To nie będzie spacerek

Wisła rozpoczęła sezon słabo. Nie słabną spekulacje co do zmiany na ławce trenerskiej. Mówi się, że Artura Skowronka może zastąpić doświadczony Jacek Zieliński, choć współwłaściciel Wisły Jarosław Królewski zaprzeczył temu. Słaba gra krakowian w bieżących rozgrywkach nie usypia jednak nikogo w obozie lidera ekstraklasy. W Zabrzu liczą się z tym, że mecz z „Białą gwiazdą” będzie tym z kategorii trudnych.

– Nastawiamy się na ciężkie spotkanie. Nie najlepiej zaczęli rozgrywki, więc tym bardziej mają motywację do tego, żeby przywieźć z Zabrza punkty. My gramy jednak u siebie, na stadionie będzie 12 tysięcy kibiców więc chcemy wygrać kolejne spotkanie. Łatwo nie będzie, bo choć Wisła źle zaczęła, to są tam dobrzy zawodnicy i to dalej groźna drużyna – zaznacza Janża.


Rekord frekwencji

Spośród 32 ekstraklasowych meczów w sezonie 2020/21, na czterech było ponad 10 tysięcy kibiców. Meczem numer 1 jeśli chodzi o widownię były ostatnie derby Poznania, które w ostatnią niedzielę przy Bułgarskiej obejrzało 17,5 tys. kibiców. Numer 2 i 3 w tym względzie, to ostatnie arcyciekawe starcie Legia – Górnik, na którym przy Łazienkowskiej tydzień temu było 11,5 tys. kibiców i wcześniejsze spotkanie Śląska z Lechem, z taka samą liczbą fanów. 10270 kibiców zobaczyło z kolei starcie Górnika z Lechią 13 września.
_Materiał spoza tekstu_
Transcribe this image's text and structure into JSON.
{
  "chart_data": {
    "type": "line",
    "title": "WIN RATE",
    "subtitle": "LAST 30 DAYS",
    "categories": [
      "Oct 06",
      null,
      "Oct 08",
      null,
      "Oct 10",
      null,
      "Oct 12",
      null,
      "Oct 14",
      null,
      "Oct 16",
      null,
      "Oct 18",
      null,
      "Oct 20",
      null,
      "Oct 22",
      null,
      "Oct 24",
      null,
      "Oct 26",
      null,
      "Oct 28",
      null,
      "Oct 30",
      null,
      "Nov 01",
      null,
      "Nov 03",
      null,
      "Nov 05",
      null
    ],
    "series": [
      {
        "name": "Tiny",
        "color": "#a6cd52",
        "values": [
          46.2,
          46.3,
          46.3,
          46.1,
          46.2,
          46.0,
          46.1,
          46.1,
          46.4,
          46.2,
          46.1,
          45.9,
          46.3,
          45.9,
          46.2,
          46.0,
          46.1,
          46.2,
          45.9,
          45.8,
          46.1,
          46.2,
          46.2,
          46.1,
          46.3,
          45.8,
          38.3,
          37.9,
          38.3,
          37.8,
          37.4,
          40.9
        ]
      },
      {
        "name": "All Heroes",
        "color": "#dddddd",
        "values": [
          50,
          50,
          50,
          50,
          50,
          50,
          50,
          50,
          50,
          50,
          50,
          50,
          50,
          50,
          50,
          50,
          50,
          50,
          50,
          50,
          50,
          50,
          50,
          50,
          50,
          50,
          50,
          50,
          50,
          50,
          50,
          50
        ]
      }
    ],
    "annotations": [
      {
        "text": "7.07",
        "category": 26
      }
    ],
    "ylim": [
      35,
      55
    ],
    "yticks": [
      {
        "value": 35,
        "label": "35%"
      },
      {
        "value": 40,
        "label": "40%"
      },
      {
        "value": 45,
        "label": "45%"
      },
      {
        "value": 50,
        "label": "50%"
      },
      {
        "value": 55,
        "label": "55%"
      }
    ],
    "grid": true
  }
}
Na dzisiejszym meczu z Wisłą Kraków na Stadionie im. Ernesta Pohla będzie 12 tys. osób, bo tyle – po zgodzie władz Ekstraklasa SA – mogą wpuścić zabrzanie. Do wczoraj do popołudniowych godzin zeszło już prawie 11,5 tys. wejściówek. Powinien więc być „limitowany komplet”.


Na zdjęciu: Słoweniec Erik Janża to jedna z kluczowych postaci w górniczej jedenastce.